Just like that infamous day almost a decade ago now, I will always remember where I was and what I was doing when I learned that Osama bin Laden had been killed. As I was watching hockey highlights, my roommate yelled to me, “We got bin Laden! People’s Facebook statuses are going crazy right now!”
I ran into the room, turned on the news, and watched NBC’s coverage of the announcement that, and I saw that, yes indeed, we had finally taken care of bin Laden. Now the pretty unanimous feeling about the event was (and still is) a euphoric one, with college campuses erupting with choruses of “God Bless America,” and politicians releasing statements about the great work of the U.S. Special Forces and the leadership of President Obama.
But for me, I didn’t immediately feel the need to burst into sudden rejoicing like the rest of the country over the death of the mastermind of 9/11, who had killed almost 3,000 Americans on our own soil. To tell you the truth, I felt an almost somber feeling.
I think I felt like this because I did not understand what it meant right away. The man we killed over the weekend was not the same man he was almost 10 years ago, the one behind the attacks on 9/11. I’m not saying he somehow was void of his responsibility for them anymore, but rather that his significance had certainly been lowered. Bin Laden may have been the figure head, the face of al-Qaeda, but he was not calling the shots of the terrorist network at the time of his death, nor had he been for nearly a year.

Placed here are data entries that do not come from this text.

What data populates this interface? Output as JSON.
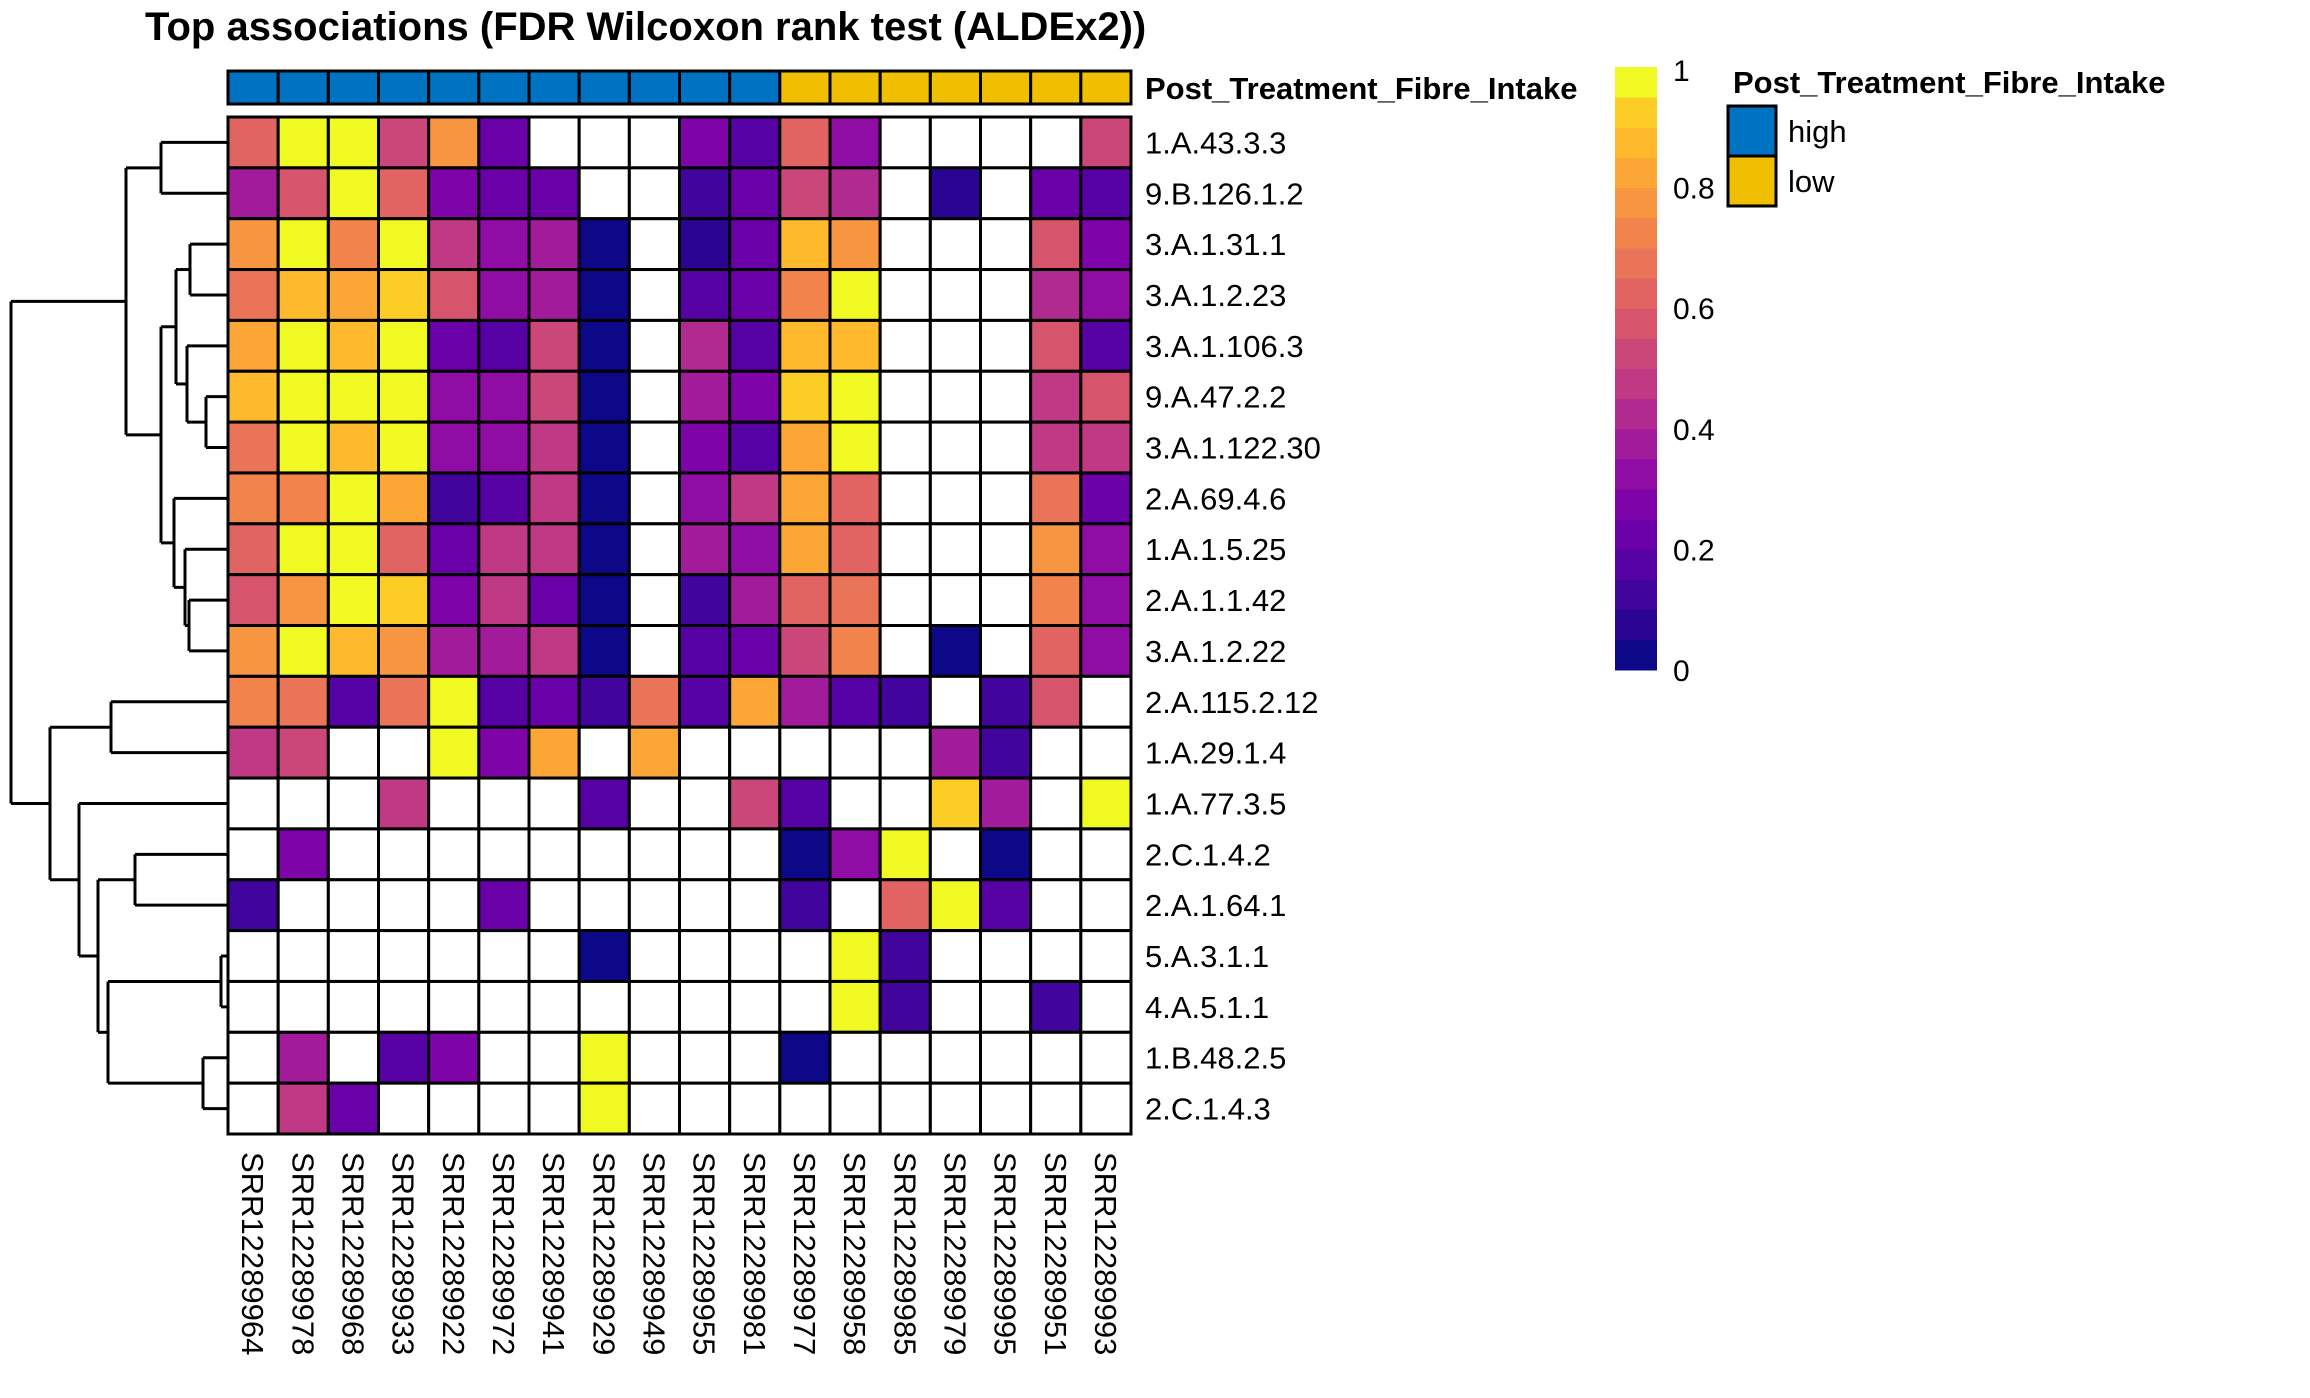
{
  "chart_data": {
    "type": "heatmap",
    "title": "Top associations (FDR Wilcoxon rank test (ALDEx2))",
    "annotation": {
      "name": "Post_Treatment_Fibre_Intake",
      "levels": [
        {
          "label": "high",
          "color": "#0072C2"
        },
        {
          "label": "low",
          "color": "#F0C000"
        }
      ],
      "values": [
        "high",
        "high",
        "high",
        "high",
        "high",
        "high",
        "high",
        "high",
        "high",
        "high",
        "high",
        "low",
        "low",
        "low",
        "low",
        "low",
        "low",
        "low"
      ]
    },
    "columns": [
      "SRR12289964",
      "SRR12289978",
      "SRR12289968",
      "SRR12289933",
      "SRR12289922",
      "SRR12289972",
      "SRR12289941",
      "SRR12289929",
      "SRR12289949",
      "SRR12289955",
      "SRR12289981",
      "SRR12289977",
      "SRR12289958",
      "SRR12289985",
      "SRR12289979",
      "SRR12289995",
      "SRR12289951",
      "SRR12289993"
    ],
    "rows": [
      "1.A.43.3.3",
      "9.B.126.1.2",
      "3.A.1.31.1",
      "3.A.1.2.23",
      "3.A.1.106.3",
      "9.A.47.2.2",
      "3.A.1.122.30",
      "2.A.69.4.6",
      "1.A.1.5.25",
      "2.A.1.1.42",
      "3.A.1.2.22",
      "2.A.115.2.12",
      "1.A.29.1.4",
      "1.A.77.3.5",
      "2.C.1.4.2",
      "2.A.1.64.1",
      "5.A.3.1.1",
      "4.A.5.1.1",
      "1.B.48.2.5",
      "2.C.1.4.3"
    ],
    "values": [
      [
        0.6,
        1.0,
        1.0,
        0.5,
        0.78,
        0.2,
        null,
        null,
        null,
        0.25,
        0.15,
        0.6,
        0.3,
        null,
        null,
        null,
        null,
        0.5
      ],
      [
        0.38,
        0.55,
        1.0,
        0.6,
        0.25,
        0.2,
        0.2,
        null,
        null,
        0.12,
        0.2,
        0.5,
        0.4,
        null,
        0.08,
        null,
        0.2,
        0.15
      ],
      [
        0.78,
        1.0,
        0.7,
        1.0,
        0.45,
        0.3,
        0.38,
        0.02,
        null,
        0.08,
        0.2,
        0.85,
        0.78,
        null,
        null,
        null,
        0.55,
        0.25
      ],
      [
        0.65,
        0.88,
        0.82,
        0.92,
        0.55,
        0.33,
        0.38,
        0.02,
        null,
        0.15,
        0.2,
        0.7,
        1.0,
        null,
        null,
        null,
        0.4,
        0.3
      ],
      [
        0.82,
        1.0,
        0.88,
        1.0,
        0.2,
        0.15,
        0.5,
        0.02,
        null,
        0.4,
        0.15,
        0.85,
        0.85,
        null,
        null,
        null,
        0.55,
        0.15
      ],
      [
        0.88,
        1.0,
        1.0,
        1.0,
        0.33,
        0.33,
        0.5,
        0.02,
        null,
        0.35,
        0.25,
        0.92,
        1.0,
        null,
        null,
        null,
        0.45,
        0.55
      ],
      [
        0.65,
        1.0,
        0.88,
        1.0,
        0.33,
        0.3,
        0.45,
        0.02,
        null,
        0.25,
        0.15,
        0.82,
        1.0,
        null,
        null,
        null,
        0.45,
        0.45
      ],
      [
        0.72,
        0.72,
        1.0,
        0.82,
        0.1,
        0.15,
        0.45,
        0.02,
        null,
        0.3,
        0.45,
        0.82,
        0.6,
        null,
        null,
        null,
        0.65,
        0.2
      ],
      [
        0.6,
        1.0,
        1.0,
        0.6,
        0.22,
        0.45,
        0.45,
        0.02,
        null,
        0.35,
        0.3,
        0.82,
        0.6,
        null,
        null,
        null,
        0.78,
        0.3
      ],
      [
        0.55,
        0.78,
        1.0,
        0.92,
        0.28,
        0.45,
        0.22,
        0.02,
        null,
        0.1,
        0.35,
        0.6,
        0.65,
        null,
        null,
        null,
        0.72,
        0.3
      ],
      [
        0.78,
        1.0,
        0.85,
        0.78,
        0.35,
        0.35,
        0.45,
        0.02,
        null,
        0.15,
        0.22,
        0.5,
        0.72,
        null,
        0.02,
        null,
        0.6,
        0.3
      ],
      [
        0.72,
        0.65,
        0.15,
        0.65,
        1.0,
        0.15,
        0.22,
        0.1,
        0.65,
        0.15,
        0.82,
        0.35,
        0.15,
        0.1,
        null,
        0.1,
        0.55,
        null
      ],
      [
        0.45,
        0.5,
        null,
        null,
        1.0,
        0.28,
        0.82,
        null,
        0.82,
        null,
        null,
        null,
        null,
        null,
        0.38,
        0.1,
        null,
        null
      ],
      [
        null,
        null,
        null,
        0.45,
        null,
        null,
        null,
        0.15,
        null,
        null,
        0.5,
        0.15,
        null,
        null,
        0.92,
        0.35,
        null,
        1.0
      ],
      [
        null,
        0.25,
        null,
        null,
        null,
        null,
        null,
        null,
        null,
        null,
        null,
        0.02,
        0.3,
        1.0,
        null,
        0.02,
        null,
        null
      ],
      [
        0.1,
        null,
        null,
        null,
        null,
        0.2,
        null,
        null,
        null,
        null,
        null,
        0.1,
        null,
        0.6,
        1.0,
        0.15,
        null,
        null
      ],
      [
        null,
        null,
        null,
        null,
        null,
        null,
        null,
        0.02,
        null,
        null,
        null,
        null,
        1.0,
        0.1,
        null,
        null,
        null,
        null
      ],
      [
        null,
        null,
        null,
        null,
        null,
        null,
        null,
        null,
        null,
        null,
        null,
        null,
        1.0,
        0.1,
        null,
        null,
        0.1,
        null
      ],
      [
        null,
        0.38,
        null,
        0.15,
        0.25,
        null,
        null,
        1.0,
        null,
        null,
        null,
        0.02,
        null,
        null,
        null,
        null,
        null,
        null
      ],
      [
        null,
        0.45,
        0.2,
        null,
        null,
        null,
        null,
        1.0,
        null,
        null,
        null,
        null,
        null,
        null,
        null,
        null,
        null,
        null
      ]
    ],
    "colorbar": {
      "range": [
        0,
        1
      ],
      "ticks": [
        "0",
        "0.2",
        "0.4",
        "0.6",
        "0.8",
        "1"
      ],
      "tick_values": [
        0,
        0.2,
        0.4,
        0.6,
        0.8,
        1
      ],
      "palette": [
        "#0D0887",
        "#2A0593",
        "#41049D",
        "#5601A4",
        "#6A00A8",
        "#7E03A8",
        "#8F0DA4",
        "#A11B9B",
        "#B12A90",
        "#BF3984",
        "#CB4679",
        "#D6556D",
        "#E16462",
        "#EA7457",
        "#F2844B",
        "#F89540",
        "#FCA636",
        "#FEBA2C",
        "#FCCE25",
        "#F0F921"
      ],
      "missing_color": "#FFFFFF"
    },
    "dendrogram": "row clustering (hierarchical)"
  }
}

He was nothing more than a symbol when he was killed in his max-security compound in Pakistan. Terrorism did not suffer a heavy blow, it was nothing more than a moral victory for a nation that was wronged by him. But what is important, why this may be the biggest news story of the year, and perhaps even since 9/11 or the Iraq War, is that his death marks the end of an era.
It seems like yesterday that Mr. Kerwin, my social studies teacher in grammar school, broke the news to our sixth grade class that our country had been attacked. It was the beginning of the age of modern terrorism, the new terrifying global reality. Osama bin Laden had taken over the “most evil man in the world” title. Terms like “jihad” and “militant Islam” were thrown into everyday vocabulary, often misunderstood and causing much harm. It was an entirely foreign and frightening experience for Americans.
What bin Laden’s death doesn’t signify is the avenging of those he killed. In fact I’m sure he felt that if he was killed, he would have felt even more glorified, more infamous, which is exactly what he would have wanted. Americans avenged the death of those 3,000 people themselves by soldiering on after 9/11, and not giving in to the fear that he tried to instill in us. That was our revenge.
What his death does signify is the end of the post-9/11 era. Terrorism is not new and foreign to us anymore. Just like the Red Scare faded into the past, the initial frightening blow of what bin Laden had accomplished is now done. That chapter of American history has been closed. May God bless America not for killing one evil man, but for what she has endured for the past ten years, and that she shows the same bravery and resiliency in whatever the future holds.